I keep thinking about when the narrator, as an adult, overhears a mic check by Whitney Houston. She can’t remember which song — she isn’t really a fan. Something overwhelming happens nonetheless.
There’s the layer of self beyond all the mess at the surface — the presuppositions of taste, experience, thought, and outright feeling. This is what Swing Time’s narrator seeks all along, and it’s watching Fred Astaire, or hearing Whitney or Nina Simone, that seems to get her there. Friendships with women, on the other hand, do not move her the same way, or at least not so easily. That surprises me: The line, lately, has been that female friendships are their own social sublime, as legitimate as any of the staid and official romantic pairings history has spent a lot of time validating.
Swing Time feels like the kind of novel the Harlem Renaissance legend Nella Larsen might be writing if she were alive today. Smith’s style lately is awfully reminiscent of Larsen’s: observant, precise, rich but not warm, emotional but not sentimental. Larsen’s Passing, about two black women whose friendship hinges on the question of choosing to “pass” for white (one does, one doesn’t), is a precursor to Smith’s work here: a book in which all the discourses of skin color and class and desire get bound up in the tie between two black women.
You could describe the backbone of Swing Time as a pair of failed chances at female friendship — one between the narrator and Tracey in London; and the other between the narrator and Aimee, over the course of a tour that eventually lands in Africa. I’m not so sure Smith sees it this cynically. But it’s tough to think of a male corollary to that in the book: Men feel as present, but distant, from the nucleus of this novel as women feel from the male heroes of plenty of other novels. It’s impossible to move through Swing Time without knowing which woman in the narrator’s life is at the front of the line, or which social bond tells her the most about herself: In most parts of the book, she trains her eye on a specific relationship. And her circular way of guiding us through it all hangs a pallor of failure and regret over the novel.
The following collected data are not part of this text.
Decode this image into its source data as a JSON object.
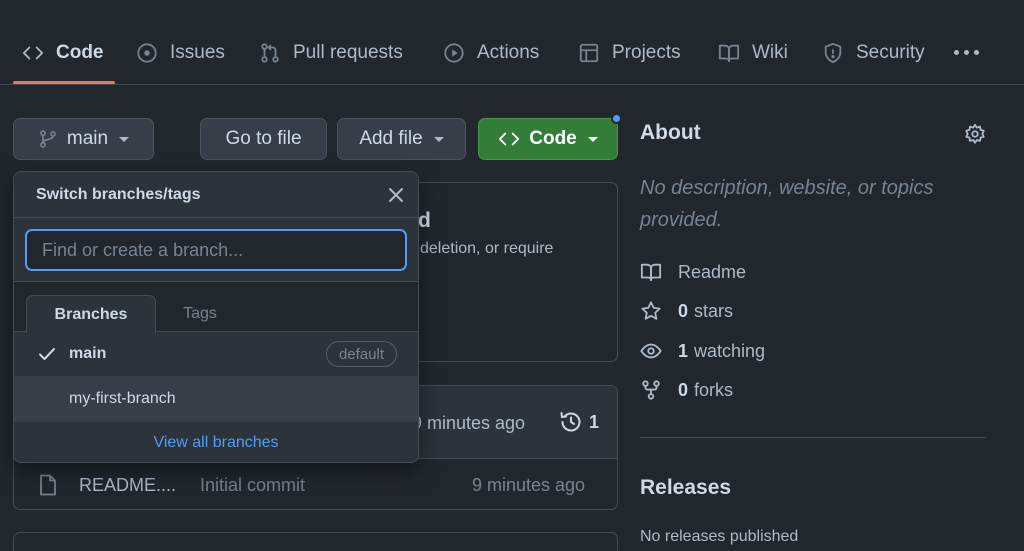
{
  "nav": {
    "tabs": [
      {
        "label": "Code",
        "icon": "code-icon",
        "active": true
      },
      {
        "label": "Issues",
        "icon": "issue-opened-icon"
      },
      {
        "label": "Pull requests",
        "icon": "git-pull-request-icon"
      },
      {
        "label": "Actions",
        "icon": "play-icon"
      },
      {
        "label": "Projects",
        "icon": "table-icon"
      },
      {
        "label": "Wiki",
        "icon": "book-icon"
      },
      {
        "label": "Security",
        "icon": "shield-icon"
      }
    ],
    "active_underline_color": "#ec775c"
  },
  "toolbar": {
    "branch_label": "main",
    "go_to_file": "Go to file",
    "add_file": "Add file",
    "code_button": "Code"
  },
  "branch_menu": {
    "title": "Switch branches/tags",
    "search_placeholder": "Find or create a branch...",
    "tabs": {
      "branches": "Branches",
      "tags": "Tags"
    },
    "branches": [
      {
        "name": "main",
        "selected": true,
        "badge": "default"
      },
      {
        "name": "my-first-branch",
        "selected": false
      }
    ],
    "view_all": "View all branches"
  },
  "background": {
    "partial_heading": "d",
    "partial_text": "deletion, or require",
    "commit_time_partial": "9 minutes ago",
    "commit_count": "1",
    "file": {
      "name": "README....",
      "message": "Initial commit",
      "time": "9 minutes ago"
    }
  },
  "about": {
    "title": "About",
    "description": "No description, website, or topics provided.",
    "readme": "Readme",
    "stars_count": "0",
    "stars_label": "stars",
    "watching_count": "1",
    "watching_label": "watching",
    "forks_count": "0",
    "forks_label": "forks"
  },
  "releases": {
    "title": "Releases",
    "empty": "No releases published"
  },
  "colors": {
    "background": "#22272e",
    "primary_button": "#347d39",
    "link": "#539bf5"
  }
}
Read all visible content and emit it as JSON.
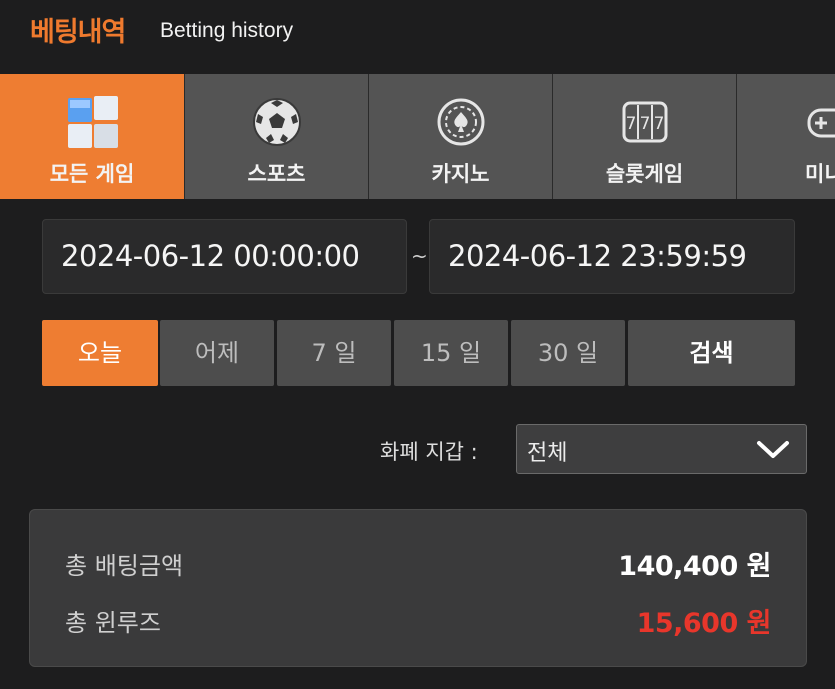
{
  "header": {
    "title": "베팅내역",
    "subtitle": "Betting history"
  },
  "tabs": [
    {
      "label": "모든 게임",
      "icon": "all-games-icon",
      "active": true
    },
    {
      "label": "스포츠",
      "icon": "soccer-ball-icon",
      "active": false
    },
    {
      "label": "카지노",
      "icon": "casino-chip-icon",
      "active": false
    },
    {
      "label": "슬롯게임",
      "icon": "slot-machine-icon",
      "active": false
    },
    {
      "label": "미니",
      "icon": "gamepad-icon",
      "active": false
    }
  ],
  "date_range": {
    "start": "2024-06-12 00:00:00",
    "separator": "~",
    "end": "2024-06-12 23:59:59"
  },
  "quick_filters": [
    {
      "label": "오늘",
      "active": true
    },
    {
      "label": "어제",
      "active": false
    },
    {
      "label": "7 일",
      "active": false
    },
    {
      "label": "15 일",
      "active": false
    },
    {
      "label": "30 일",
      "active": false
    }
  ],
  "search_label": "검색",
  "currency": {
    "label": "화폐 지갑 :",
    "selected": "전체"
  },
  "summary": {
    "total_bet_label": "총 배팅금액",
    "total_bet_value": "140,400 원",
    "total_winloss_label": "총 윈루즈",
    "total_winloss_value": "15,600 원"
  },
  "colors": {
    "accent": "#ee7d32",
    "background": "#1d1d1e",
    "loss_red": "#e8362b",
    "value_white": "#ffffff"
  }
}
Friendship in Smith’s novels has lately come off as an excuse to see two people measure their differences — their skin, their genders, their wants — and determine their own lives accordingly. As for Smith’s own self-determination: We can recognize it, in the brief glimpse afforded us by a 44-second Instagram video of her singing and in the flashes of self she peppers throughout her writing, the specificity of her mind at work. But if her first-person experiment amounts to anything, it’s a lesson in all the things we cannot know about each other: all the things we might sense but cannot see.